Foster died in Tallahassee, university officials said. No cause of death was given.
Foster was the marching band’s director from 1946 until his retirement in 1998. He created more than 200 half-time pageants for the band at the historically black university. He is credited with innovating marching band techniques, including a high stepping style imitated by high school and college bands nationwide.
‘There’s a psychology to running a band,’ Foster told the New York Times in 1989. ‘People want to hear the songs they hear on the radio; it gives them an immediate relationship with you. And then there’s the energy. Lots of energy in playing and marching. Dazzle them with it. Energy.’
In 1989, the French chose the Marching 100 to represent the United States in the Bastille Day Parade in Paris, celebrating the 200th anniversary of the French Revolution. Instead of traditional marching band music, the band marched — and danced — to songs by James Brown.
‘They illustrate American music to me, which is to say the best of black music,’ the parade’s artistic director, Jean-Paul Goude, told the New York Times.

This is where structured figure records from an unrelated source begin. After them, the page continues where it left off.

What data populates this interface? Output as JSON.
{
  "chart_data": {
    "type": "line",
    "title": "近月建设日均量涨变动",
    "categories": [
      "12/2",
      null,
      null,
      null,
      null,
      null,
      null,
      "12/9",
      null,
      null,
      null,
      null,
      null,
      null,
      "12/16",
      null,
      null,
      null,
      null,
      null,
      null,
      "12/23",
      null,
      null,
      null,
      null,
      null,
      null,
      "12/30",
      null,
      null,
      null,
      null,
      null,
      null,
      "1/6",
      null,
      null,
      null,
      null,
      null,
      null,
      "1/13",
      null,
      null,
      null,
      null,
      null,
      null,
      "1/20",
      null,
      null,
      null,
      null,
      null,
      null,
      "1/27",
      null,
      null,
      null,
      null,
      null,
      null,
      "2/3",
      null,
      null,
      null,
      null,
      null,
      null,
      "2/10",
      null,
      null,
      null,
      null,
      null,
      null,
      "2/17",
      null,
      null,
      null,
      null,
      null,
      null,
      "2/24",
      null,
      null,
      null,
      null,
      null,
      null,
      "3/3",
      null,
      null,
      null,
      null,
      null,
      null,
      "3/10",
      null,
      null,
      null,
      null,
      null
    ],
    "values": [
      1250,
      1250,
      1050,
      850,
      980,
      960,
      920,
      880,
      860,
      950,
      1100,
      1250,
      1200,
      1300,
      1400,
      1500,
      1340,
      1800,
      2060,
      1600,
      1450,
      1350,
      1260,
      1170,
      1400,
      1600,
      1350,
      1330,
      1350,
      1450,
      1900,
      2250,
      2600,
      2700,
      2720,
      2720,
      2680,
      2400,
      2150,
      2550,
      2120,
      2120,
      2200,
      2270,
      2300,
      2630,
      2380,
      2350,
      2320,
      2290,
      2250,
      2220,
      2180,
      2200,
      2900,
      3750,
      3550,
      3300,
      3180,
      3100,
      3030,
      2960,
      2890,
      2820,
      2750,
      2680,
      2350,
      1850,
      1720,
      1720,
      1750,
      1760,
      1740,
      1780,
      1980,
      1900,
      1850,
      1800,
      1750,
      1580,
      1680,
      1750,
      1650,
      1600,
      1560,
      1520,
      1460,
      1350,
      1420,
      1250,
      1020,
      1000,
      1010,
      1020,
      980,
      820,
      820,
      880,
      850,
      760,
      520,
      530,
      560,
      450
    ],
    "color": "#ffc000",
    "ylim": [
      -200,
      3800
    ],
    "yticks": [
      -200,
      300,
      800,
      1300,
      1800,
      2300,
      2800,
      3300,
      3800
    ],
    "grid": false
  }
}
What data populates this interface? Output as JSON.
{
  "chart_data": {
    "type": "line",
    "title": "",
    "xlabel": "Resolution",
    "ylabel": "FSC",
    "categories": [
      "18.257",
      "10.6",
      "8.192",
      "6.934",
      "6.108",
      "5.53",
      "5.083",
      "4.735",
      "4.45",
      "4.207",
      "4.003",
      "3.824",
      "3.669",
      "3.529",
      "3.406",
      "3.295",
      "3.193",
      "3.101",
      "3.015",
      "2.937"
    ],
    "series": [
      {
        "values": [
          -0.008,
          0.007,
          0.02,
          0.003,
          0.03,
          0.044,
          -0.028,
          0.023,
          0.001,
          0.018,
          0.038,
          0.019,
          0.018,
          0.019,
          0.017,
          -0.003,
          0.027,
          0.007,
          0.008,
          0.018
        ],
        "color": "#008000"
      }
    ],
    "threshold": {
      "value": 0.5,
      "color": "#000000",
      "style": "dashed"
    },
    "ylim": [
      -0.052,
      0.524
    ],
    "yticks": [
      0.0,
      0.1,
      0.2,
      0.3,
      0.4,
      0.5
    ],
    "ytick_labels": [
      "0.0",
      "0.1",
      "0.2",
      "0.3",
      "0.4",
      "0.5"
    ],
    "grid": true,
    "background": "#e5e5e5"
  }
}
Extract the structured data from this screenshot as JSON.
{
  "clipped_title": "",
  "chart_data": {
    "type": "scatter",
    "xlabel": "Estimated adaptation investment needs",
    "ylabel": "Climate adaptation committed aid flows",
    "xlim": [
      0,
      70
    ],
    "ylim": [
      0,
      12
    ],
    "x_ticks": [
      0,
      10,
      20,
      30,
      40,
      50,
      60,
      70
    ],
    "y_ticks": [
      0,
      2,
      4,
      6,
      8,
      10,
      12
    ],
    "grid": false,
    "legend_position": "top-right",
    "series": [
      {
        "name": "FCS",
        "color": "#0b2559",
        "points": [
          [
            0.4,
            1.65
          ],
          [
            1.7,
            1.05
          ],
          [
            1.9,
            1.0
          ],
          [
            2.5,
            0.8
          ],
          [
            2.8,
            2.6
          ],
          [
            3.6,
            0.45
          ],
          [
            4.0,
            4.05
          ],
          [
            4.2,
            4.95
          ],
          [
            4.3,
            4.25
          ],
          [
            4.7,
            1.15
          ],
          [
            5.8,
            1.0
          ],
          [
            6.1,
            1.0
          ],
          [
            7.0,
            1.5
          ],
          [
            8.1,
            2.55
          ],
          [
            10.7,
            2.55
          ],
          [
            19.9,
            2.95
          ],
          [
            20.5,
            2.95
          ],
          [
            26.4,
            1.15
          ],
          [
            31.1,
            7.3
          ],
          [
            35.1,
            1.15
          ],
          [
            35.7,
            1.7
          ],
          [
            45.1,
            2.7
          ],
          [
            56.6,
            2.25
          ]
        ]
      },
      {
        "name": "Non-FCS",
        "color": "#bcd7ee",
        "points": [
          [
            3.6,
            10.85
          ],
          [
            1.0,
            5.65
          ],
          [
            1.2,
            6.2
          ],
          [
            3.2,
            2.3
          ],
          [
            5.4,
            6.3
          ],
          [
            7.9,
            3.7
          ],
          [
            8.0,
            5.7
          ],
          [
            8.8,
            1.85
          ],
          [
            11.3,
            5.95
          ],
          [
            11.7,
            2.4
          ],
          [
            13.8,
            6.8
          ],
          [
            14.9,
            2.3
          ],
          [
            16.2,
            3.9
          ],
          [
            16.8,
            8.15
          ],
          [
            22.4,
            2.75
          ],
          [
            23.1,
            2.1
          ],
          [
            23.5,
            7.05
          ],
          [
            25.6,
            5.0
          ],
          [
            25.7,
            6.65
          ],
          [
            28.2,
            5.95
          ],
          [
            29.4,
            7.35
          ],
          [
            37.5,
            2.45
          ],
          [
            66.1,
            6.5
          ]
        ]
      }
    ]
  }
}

Members of the Marching 100 have played at Super Bowls, the Olympics, the Grammy Awards and the inaugurations of Presidents Clinton and Obama.
Foster, born Aug. 25, 1919, in Kansas City, Kan., graduated from the University of Kansas in 1941. He earned his master’s degree from Wayne State University in 1950 and received his doctorate from Teachers College at Columbia University in 1955.
He wrote two books, ‘Band Pageantry: A Guide For the Marching Band’ and ‘The Man Behind the Baton.’